Ce n’est pourtant pas une exclusivité du figuier. L’attirance n’est pas réservée aux figuiers : les pommiers, les poiriers, les pruniers figurent aussi parmi les arbres prisés, tout comme certains fruits à peau fine et juteuse comme les raisins, les pêches ou les abricots, que les frelons percent pour atteindre la pulpe. Les cerises et les prunes suivent la même logique de vulnérabilité : le cerisier voit ses petits fruits se fissurer rapidement sous la chaleur et fermenter vite, tandis que les prunes trop mûres ou tombées au sol dégagent une forte odeur sucrée.

Le mécanisme d’attraction, lui, ne dépend pas de l’espèce mais de l’état du fruit. Le point commun est simple : plus le fruit est mûr, abîmé ou tombé, plus il attire. Une fois la manne repérée, la colonie ne l’oublie pas facilement, car une fois la source repérée, les insectes mémorisent l’endroit et reviennent régulièrement, ce qui explique pourquoi certains vergers familiaux deviennent de véritables haltes gastronomiques pour ces insectes. Voilà pourquoi le même figuier, année après année, devient le rendez-vous incontournable de la colonie du quartier alors que le poirier voisin reste relativement tranquille.

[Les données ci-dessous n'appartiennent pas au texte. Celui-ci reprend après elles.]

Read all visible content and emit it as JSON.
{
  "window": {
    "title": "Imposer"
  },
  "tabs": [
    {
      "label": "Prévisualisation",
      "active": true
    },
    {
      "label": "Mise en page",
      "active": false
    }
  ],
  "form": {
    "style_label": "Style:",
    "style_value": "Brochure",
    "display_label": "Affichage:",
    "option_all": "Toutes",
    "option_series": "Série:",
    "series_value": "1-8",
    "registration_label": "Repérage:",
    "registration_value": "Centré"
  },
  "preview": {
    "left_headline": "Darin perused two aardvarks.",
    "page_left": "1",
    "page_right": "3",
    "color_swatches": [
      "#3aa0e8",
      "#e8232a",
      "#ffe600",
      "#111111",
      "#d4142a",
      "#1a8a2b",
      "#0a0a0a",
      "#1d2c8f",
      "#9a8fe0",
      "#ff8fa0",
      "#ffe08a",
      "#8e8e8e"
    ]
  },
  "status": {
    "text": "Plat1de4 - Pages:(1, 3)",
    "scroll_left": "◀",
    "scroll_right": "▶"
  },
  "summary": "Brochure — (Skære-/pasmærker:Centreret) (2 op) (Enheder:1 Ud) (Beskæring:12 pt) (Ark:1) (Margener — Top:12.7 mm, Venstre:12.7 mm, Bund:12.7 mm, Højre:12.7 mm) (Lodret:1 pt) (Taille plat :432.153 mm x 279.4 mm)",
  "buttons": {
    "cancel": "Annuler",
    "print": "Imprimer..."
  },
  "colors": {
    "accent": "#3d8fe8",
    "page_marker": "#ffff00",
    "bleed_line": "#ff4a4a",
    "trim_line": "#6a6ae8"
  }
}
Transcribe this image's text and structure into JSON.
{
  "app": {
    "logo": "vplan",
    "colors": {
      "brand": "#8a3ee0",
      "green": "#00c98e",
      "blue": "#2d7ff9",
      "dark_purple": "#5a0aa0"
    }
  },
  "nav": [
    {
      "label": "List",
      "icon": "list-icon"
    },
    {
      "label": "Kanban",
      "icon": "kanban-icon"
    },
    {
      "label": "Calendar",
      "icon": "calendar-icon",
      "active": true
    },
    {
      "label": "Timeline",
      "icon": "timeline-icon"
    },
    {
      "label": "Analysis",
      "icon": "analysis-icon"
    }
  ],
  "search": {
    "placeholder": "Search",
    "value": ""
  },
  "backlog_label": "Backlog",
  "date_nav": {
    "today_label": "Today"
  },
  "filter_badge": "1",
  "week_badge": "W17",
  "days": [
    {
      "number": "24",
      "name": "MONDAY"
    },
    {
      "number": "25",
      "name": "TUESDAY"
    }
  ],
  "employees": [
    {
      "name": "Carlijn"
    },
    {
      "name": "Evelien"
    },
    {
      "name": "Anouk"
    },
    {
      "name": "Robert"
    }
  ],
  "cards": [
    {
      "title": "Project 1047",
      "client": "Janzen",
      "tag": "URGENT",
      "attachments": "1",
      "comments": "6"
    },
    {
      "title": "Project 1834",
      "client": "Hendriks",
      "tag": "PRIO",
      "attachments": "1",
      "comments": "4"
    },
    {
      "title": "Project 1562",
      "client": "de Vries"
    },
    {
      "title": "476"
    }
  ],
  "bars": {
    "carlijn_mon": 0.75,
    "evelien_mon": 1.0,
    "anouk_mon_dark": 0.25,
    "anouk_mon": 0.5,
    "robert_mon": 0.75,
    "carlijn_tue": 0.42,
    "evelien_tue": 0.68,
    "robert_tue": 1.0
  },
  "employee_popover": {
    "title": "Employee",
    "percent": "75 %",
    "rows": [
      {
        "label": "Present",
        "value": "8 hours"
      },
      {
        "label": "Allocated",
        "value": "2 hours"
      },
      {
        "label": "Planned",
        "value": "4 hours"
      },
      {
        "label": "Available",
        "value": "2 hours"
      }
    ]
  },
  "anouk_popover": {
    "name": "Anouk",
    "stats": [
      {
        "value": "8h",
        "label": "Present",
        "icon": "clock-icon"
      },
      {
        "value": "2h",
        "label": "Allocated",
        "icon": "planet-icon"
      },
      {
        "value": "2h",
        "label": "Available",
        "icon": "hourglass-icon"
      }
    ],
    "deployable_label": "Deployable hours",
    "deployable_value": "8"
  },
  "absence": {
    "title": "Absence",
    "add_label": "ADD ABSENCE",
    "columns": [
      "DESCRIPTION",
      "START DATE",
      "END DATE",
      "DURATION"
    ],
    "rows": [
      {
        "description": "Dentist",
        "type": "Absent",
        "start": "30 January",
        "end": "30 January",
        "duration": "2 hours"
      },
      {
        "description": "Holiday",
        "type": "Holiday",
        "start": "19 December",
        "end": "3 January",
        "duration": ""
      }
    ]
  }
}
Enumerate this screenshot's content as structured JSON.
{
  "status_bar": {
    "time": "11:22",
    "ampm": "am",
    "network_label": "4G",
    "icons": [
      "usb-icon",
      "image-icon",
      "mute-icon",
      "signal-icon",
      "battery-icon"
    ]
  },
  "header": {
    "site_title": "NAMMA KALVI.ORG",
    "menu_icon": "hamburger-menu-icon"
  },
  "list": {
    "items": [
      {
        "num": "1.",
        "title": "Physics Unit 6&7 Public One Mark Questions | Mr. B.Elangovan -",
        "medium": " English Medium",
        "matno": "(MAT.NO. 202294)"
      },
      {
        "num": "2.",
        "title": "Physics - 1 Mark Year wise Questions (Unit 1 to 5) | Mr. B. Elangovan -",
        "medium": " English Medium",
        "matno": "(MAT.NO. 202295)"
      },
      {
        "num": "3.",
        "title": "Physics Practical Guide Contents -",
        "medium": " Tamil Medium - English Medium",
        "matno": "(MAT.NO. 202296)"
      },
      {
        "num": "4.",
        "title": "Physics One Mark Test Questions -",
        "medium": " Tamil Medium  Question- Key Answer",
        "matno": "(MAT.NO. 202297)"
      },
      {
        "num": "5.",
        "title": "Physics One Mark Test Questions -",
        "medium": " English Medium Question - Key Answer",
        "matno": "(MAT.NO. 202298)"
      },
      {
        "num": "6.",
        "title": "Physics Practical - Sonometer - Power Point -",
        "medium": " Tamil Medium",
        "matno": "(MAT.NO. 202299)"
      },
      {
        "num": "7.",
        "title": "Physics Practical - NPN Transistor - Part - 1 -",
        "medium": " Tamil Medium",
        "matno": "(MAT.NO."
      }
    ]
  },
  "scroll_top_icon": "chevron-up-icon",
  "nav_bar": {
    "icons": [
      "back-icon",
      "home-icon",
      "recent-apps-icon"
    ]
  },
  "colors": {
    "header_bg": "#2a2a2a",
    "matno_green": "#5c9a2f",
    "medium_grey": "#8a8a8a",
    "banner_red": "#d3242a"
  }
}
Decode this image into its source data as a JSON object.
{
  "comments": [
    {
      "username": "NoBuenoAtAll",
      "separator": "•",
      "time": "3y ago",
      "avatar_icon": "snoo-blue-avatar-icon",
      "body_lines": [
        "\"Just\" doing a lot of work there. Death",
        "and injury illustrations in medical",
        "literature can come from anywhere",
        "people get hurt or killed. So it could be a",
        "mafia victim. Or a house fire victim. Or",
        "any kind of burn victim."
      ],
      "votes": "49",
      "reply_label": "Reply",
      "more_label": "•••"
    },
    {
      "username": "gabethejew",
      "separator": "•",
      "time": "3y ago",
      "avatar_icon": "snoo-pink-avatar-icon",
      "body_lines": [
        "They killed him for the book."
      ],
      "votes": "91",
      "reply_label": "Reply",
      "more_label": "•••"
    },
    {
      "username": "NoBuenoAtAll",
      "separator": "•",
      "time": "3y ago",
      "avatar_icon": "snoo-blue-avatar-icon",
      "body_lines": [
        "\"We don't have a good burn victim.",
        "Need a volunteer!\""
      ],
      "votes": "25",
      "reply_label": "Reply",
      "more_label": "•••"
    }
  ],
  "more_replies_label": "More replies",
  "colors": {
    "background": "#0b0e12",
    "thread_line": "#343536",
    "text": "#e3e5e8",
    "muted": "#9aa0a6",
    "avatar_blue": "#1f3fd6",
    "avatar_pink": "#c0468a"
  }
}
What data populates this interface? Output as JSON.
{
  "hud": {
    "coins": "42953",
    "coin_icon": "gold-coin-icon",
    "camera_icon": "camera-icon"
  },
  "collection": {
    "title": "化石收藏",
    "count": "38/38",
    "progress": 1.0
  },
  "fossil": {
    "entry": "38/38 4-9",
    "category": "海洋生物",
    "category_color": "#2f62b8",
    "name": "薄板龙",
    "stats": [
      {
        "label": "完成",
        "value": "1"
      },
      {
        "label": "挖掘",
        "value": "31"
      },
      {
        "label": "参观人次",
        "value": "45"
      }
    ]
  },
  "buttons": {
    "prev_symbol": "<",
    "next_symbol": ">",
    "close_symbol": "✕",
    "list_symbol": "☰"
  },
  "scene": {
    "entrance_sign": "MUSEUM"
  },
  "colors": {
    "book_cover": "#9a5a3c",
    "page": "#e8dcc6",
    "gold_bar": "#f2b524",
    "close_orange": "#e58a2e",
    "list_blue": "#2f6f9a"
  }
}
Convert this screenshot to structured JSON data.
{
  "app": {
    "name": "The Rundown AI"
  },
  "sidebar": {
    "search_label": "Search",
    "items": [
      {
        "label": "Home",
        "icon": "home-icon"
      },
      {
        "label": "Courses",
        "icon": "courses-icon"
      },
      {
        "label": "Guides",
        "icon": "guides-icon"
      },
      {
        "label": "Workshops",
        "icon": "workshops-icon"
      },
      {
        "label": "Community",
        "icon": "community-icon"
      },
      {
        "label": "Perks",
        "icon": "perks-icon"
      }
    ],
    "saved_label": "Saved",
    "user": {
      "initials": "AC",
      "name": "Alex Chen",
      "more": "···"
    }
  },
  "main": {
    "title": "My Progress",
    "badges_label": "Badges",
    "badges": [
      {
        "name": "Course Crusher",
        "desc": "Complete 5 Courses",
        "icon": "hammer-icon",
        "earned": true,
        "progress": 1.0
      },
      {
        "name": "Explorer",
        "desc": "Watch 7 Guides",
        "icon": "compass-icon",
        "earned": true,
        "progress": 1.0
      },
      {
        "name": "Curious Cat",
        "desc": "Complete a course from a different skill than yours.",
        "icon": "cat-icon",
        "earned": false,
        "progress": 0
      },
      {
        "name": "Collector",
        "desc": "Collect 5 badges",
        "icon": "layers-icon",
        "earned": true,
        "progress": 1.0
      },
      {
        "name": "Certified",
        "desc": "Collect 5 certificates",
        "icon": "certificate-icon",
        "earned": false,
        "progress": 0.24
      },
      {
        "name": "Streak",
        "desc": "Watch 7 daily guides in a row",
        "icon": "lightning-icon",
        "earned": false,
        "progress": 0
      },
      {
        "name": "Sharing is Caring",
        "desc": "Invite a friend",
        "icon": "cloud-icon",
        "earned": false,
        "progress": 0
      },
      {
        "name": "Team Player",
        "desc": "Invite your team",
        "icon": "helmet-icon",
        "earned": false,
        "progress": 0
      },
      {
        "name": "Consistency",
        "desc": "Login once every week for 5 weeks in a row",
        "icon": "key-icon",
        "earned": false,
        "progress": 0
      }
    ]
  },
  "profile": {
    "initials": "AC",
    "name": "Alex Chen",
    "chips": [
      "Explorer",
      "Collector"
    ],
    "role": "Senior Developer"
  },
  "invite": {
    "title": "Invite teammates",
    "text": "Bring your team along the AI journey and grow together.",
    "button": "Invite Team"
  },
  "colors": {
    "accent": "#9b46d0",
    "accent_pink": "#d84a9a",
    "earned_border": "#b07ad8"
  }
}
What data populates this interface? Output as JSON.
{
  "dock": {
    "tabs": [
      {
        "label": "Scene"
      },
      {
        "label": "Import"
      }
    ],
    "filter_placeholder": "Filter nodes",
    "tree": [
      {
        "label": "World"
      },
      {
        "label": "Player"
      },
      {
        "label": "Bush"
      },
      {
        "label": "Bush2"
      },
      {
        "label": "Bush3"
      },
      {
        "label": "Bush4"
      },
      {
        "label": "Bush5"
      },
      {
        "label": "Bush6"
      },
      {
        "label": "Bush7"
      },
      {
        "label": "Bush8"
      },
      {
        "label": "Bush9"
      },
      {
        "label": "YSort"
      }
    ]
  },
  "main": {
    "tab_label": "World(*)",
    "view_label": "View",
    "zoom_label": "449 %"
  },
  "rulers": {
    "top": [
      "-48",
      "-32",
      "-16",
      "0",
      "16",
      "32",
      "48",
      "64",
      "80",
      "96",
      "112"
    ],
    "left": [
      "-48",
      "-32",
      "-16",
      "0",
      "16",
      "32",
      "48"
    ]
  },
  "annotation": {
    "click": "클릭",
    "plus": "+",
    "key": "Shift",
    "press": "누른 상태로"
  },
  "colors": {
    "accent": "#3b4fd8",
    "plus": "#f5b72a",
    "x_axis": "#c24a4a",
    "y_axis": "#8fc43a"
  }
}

Réduire l’attraction sans déclarer la guerre au jardin

Aucune méthode ne fera disparaître les frelons d’un secteur où poussent des fruitiers, mais plusieurs gestes simples cassent nettement l’effet aimant. Le plus efficace reste le ramassage régulier : ramasser chaque jour les fruits tombés, surtout dès la mi-août, coupe l’odeur de fermentation qui attire ces insectes, et récolter les fruits mûrs avant qu’ils ne s’abîment est aussi très utile. Cinq minutes de collecte quotidienne suffisent souvent à désamorcer la situation avant qu’elle ne s’installe.

Pour les fruits encore sur l’arbre, une protection physique change la donne : ensacher les fruits en maturation, avec des sacs en papier ou en filets, protège physiquement les figues ou les prunes. C’est particulièrement pertinent sur un figuier isolé, où quelques dizaines de sachets suffisent à préserver l’essentiel de la récolte.

Concernant les pièges, la localisation compte autant que le produit utilisé à l’intérieur : il faut les placer à 10 à 20 mètres des arbres fruitiers pour détourner les frelons d’un point de ravitaillement, en gardant à l’esprit que des pièges mal positionnés peuvent capturer d’autres insectes utiles. Un piège collé contre le tronc ne fait qu’ajouter une source d’odeur sucrée supplémentaire à côté du buffet déjà installé, sans détourner grand monde.

Un risque réel, mais souvent surestimé

La présence massive de frelons autour d’un arbre inquiète, à raison, mais elle ne signifie pas un danger disproportionné. Les autorités sanitaires françaises sont claires sur ce point : le frelon asiatique n’est pas réglementé par le ministère de la santé au titre des espèces nuisibles pour la santé humaine, car il s’avère, au regard des données des centres antipoisons, que l’espèce ne présente pas de danger supérieur par rapport aux autres hyménoptères comme les guêpes ou le frelon européen. Le pic d’activité de fin d’été correspond d’ailleurs à la fin naturelle du cycle : les attaques devraient se calmer au fur et à mesure du mois de septembre, avec la mort des frelons ouvrières.

Reste un point que peu de jardiniers anticipent : un frelon occupé à percer une figue est nettement moins réactif qu’un frelon dérangé près de son nid, car son attention est entièrement absorbée par la recherche de sucre. Approcher calmement, sans geste brusque ni odeur corporelle sucrée (parfum, boisson sirupeuse à la main), suffit généralement à traverser la zone sans incident. La vraie vigilance à garder pour l’automne concerne moins le figuier que la détection d’un nid actif à proximité, souvent bien plus haut et bien plus discret que le ballet visible sous l’arbre fruitier.